Nevertheless, some requests for now (as I'll look more at this change):

  • There are typos in the PR title and description - could you please fix them?
  • Please add documentation to the added public method.
  • Do you have example code of how this new API is used?

aalexand avatar Jun 24 '21 07:06 aalexand

First of all, internal/driver.AddCommand does not seem to be called. And because it is under the package internal, it cannot be called outside the package.

For example, in this scenario, the profile data of the online service needs to be read and sent to other services, such as monitoring system or database like elasticsearch. But because the visualizer of command top is written as nil, I cannot get profile data such as cpu through Option.UI. So I may need to execute the following code.

// option.go
type output struct {
	// r *bufio.Reader
	msg *bytes.Buffer
}
func (ui *output) Print(args ...interface{}) {
	...
}
...
func (ui *output) SetAutoComplete(func(string) string) {
}

type fetcher struct {
	data []byte
}
func (f *fetcher) Fetch() {
	...
}

// main.go	
myfetch := fetcher{}

ui := output{
	msg: bytes.NewBufferString(""),
}

options := &driver.Options{
	UI:    &ui,
	Fetch: &myfetch,
}


f := func(input io.Reader, output io.Writer, ui driver.UI) error {
	msg, _ := ioutil.ReadAll(input)
	ui.Print(string(msg))
	return nil
}

driver.AddCommand("top", driver.Text, f, "Outputs top entries in text form", "top usage")

if err := driver.PProf(options); err != nil {
	fmt.Fprintf(os.Stderr, "%v\n", err)
	os.Exit(2)
}

ianwoolf avatar Jun 25 '21 03:06 ianwoolf

This seems convoluted.
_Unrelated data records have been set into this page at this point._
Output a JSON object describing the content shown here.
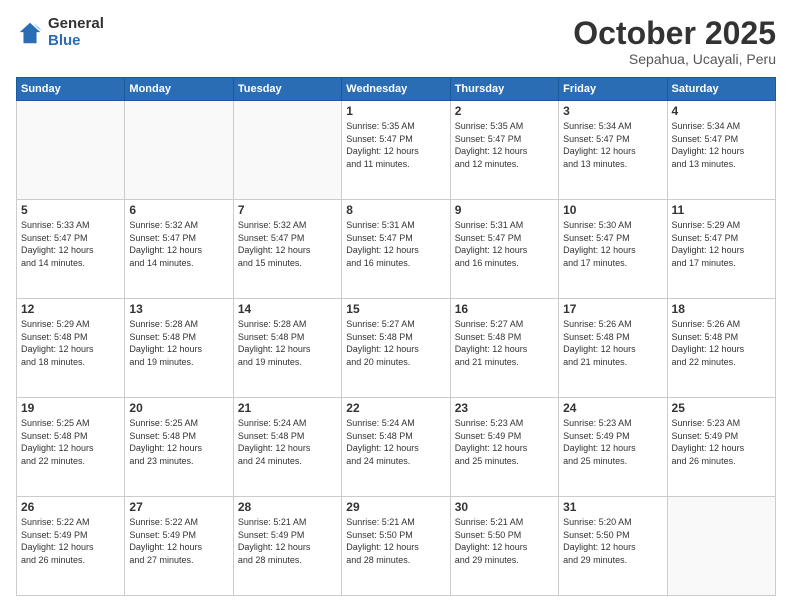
{
  "logo": {
    "general": "General",
    "blue": "Blue"
  },
  "header": {
    "month": "October 2025",
    "location": "Sepahua, Ucayali, Peru"
  },
  "days_of_week": [
    "Sunday",
    "Monday",
    "Tuesday",
    "Wednesday",
    "Thursday",
    "Friday",
    "Saturday"
  ],
  "weeks": [
    [
      {
        "day": "",
        "info": ""
      },
      {
        "day": "",
        "info": ""
      },
      {
        "day": "",
        "info": ""
      },
      {
        "day": "1",
        "info": "Sunrise: 5:35 AM\nSunset: 5:47 PM\nDaylight: 12 hours\nand 11 minutes."
      },
      {
        "day": "2",
        "info": "Sunrise: 5:35 AM\nSunset: 5:47 PM\nDaylight: 12 hours\nand 12 minutes."
      },
      {
        "day": "3",
        "info": "Sunrise: 5:34 AM\nSunset: 5:47 PM\nDaylight: 12 hours\nand 13 minutes."
      },
      {
        "day": "4",
        "info": "Sunrise: 5:34 AM\nSunset: 5:47 PM\nDaylight: 12 hours\nand 13 minutes."
      }
    ],
    [
      {
        "day": "5",
        "info": "Sunrise: 5:33 AM\nSunset: 5:47 PM\nDaylight: 12 hours\nand 14 minutes."
      },
      {
        "day": "6",
        "info": "Sunrise: 5:32 AM\nSunset: 5:47 PM\nDaylight: 12 hours\nand 14 minutes."
      },
      {
        "day": "7",
        "info": "Sunrise: 5:32 AM\nSunset: 5:47 PM\nDaylight: 12 hours\nand 15 minutes."
      },
      {
        "day": "8",
        "info": "Sunrise: 5:31 AM\nSunset: 5:47 PM\nDaylight: 12 hours\nand 16 minutes."
      },
      {
        "day": "9",
        "info": "Sunrise: 5:31 AM\nSunset: 5:47 PM\nDaylight: 12 hours\nand 16 minutes."
      },
      {
        "day": "10",
        "info": "Sunrise: 5:30 AM\nSunset: 5:47 PM\nDaylight: 12 hours\nand 17 minutes."
      },
      {
        "day": "11",
        "info": "Sunrise: 5:29 AM\nSunset: 5:47 PM\nDaylight: 12 hours\nand 17 minutes."
      }
    ],
    [
      {
        "day": "12",
        "info": "Sunrise: 5:29 AM\nSunset: 5:48 PM\nDaylight: 12 hours\nand 18 minutes."
      },
      {
        "day": "13",
        "info": "Sunrise: 5:28 AM\nSunset: 5:48 PM\nDaylight: 12 hours\nand 19 minutes."
      },
      {
        "day": "14",
        "info": "Sunrise: 5:28 AM\nSunset: 5:48 PM\nDaylight: 12 hours\nand 19 minutes."
      },
      {
        "day": "15",
        "info": "Sunrise: 5:27 AM\nSunset: 5:48 PM\nDaylight: 12 hours\nand 20 minutes."
      },
      {
        "day": "16",
        "info": "Sunrise: 5:27 AM\nSunset: 5:48 PM\nDaylight: 12 hours\nand 21 minutes."
      },
      {
        "day": "17",
        "info": "Sunrise: 5:26 AM\nSunset: 5:48 PM\nDaylight: 12 hours\nand 21 minutes."
      },
      {
        "day": "18",
        "info": "Sunrise: 5:26 AM\nSunset: 5:48 PM\nDaylight: 12 hours\nand 22 minutes."
      }
    ],
    [
      {
        "day": "19",
        "info": "Sunrise: 5:25 AM\nSunset: 5:48 PM\nDaylight: 12 hours\nand 22 minutes."
      },
      {
        "day": "20",
        "info": "Sunrise: 5:25 AM\nSunset: 5:48 PM\nDaylight: 12 hours\nand 23 minutes."
      },
      {
        "day": "21",
        "info": "Sunrise: 5:24 AM\nSunset: 5:48 PM\nDaylight: 12 hours\nand 24 minutes."
      },
      {
        "day": "22",
        "info": "Sunrise: 5:24 AM\nSunset: 5:48 PM\nDaylight: 12 hours\nand 24 minutes."
      },
      {
        "day": "23",
        "info": "Sunrise: 5:23 AM\nSunset: 5:49 PM\nDaylight: 12 hours\nand 25 minutes."
      },
      {
        "day": "24",
        "info": "Sunrise: 5:23 AM\nSunset: 5:49 PM\nDaylight: 12 hours\nand 25 minutes."
      },
      {
        "day": "25",
        "info": "Sunrise: 5:23 AM\nSunset: 5:49 PM\nDaylight: 12 hours\nand 26 minutes."
      }
    ],
    [
      {
        "day": "26",
        "info": "Sunrise: 5:22 AM\nSunset: 5:49 PM\nDaylight: 12 hours\nand 26 minutes."
      },
      {
        "day": "27",
        "info": "Sunrise: 5:22 AM\nSunset: 5:49 PM\nDaylight: 12 hours\nand 27 minutes."
      },
      {
        "day": "28",
        "info": "Sunrise: 5:21 AM\nSunset: 5:49 PM\nDaylight: 12 hours\nand 28 minutes."
      },
      {
        "day": "29",
        "info": "Sunrise: 5:21 AM\nSunset: 5:50 PM\nDaylight: 12 hours\nand 28 minutes."
      },
      {
        "day": "30",
        "info": "Sunrise: 5:21 AM\nSunset: 5:50 PM\nDaylight: 12 hours\nand 29 minutes."
      },
      {
        "day": "31",
        "info": "Sunrise: 5:20 AM\nSunset: 5:50 PM\nDaylight: 12 hours\nand 29 minutes."
      },
      {
        "day": "",
        "info": ""
      }
    ]
  ]
}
Can you instead run pprof command as a child process redirecting its output to a pipe that your program reads from?

aalexand avatar Jun 30 '21 08:06 aalexand

This seems convoluted. Can you instead run pprof command as a child process redirecting its output to a pipe that your program reads from?

it is executalbe. but it is too complex to me, and require pprof and run some command.

My services are running in pods. We have tens of thousands of pods, the cost of deploying pprof and the required environment of commands for each pod is a little high. the most easy way is put the profile into my service, and expose http and other methods to the standard monitoring such as prometheus.

ianwoolf avatar Jul 01 '21 02:07 ianwoolf

Closing as we do not plan to expand the pprof API surface.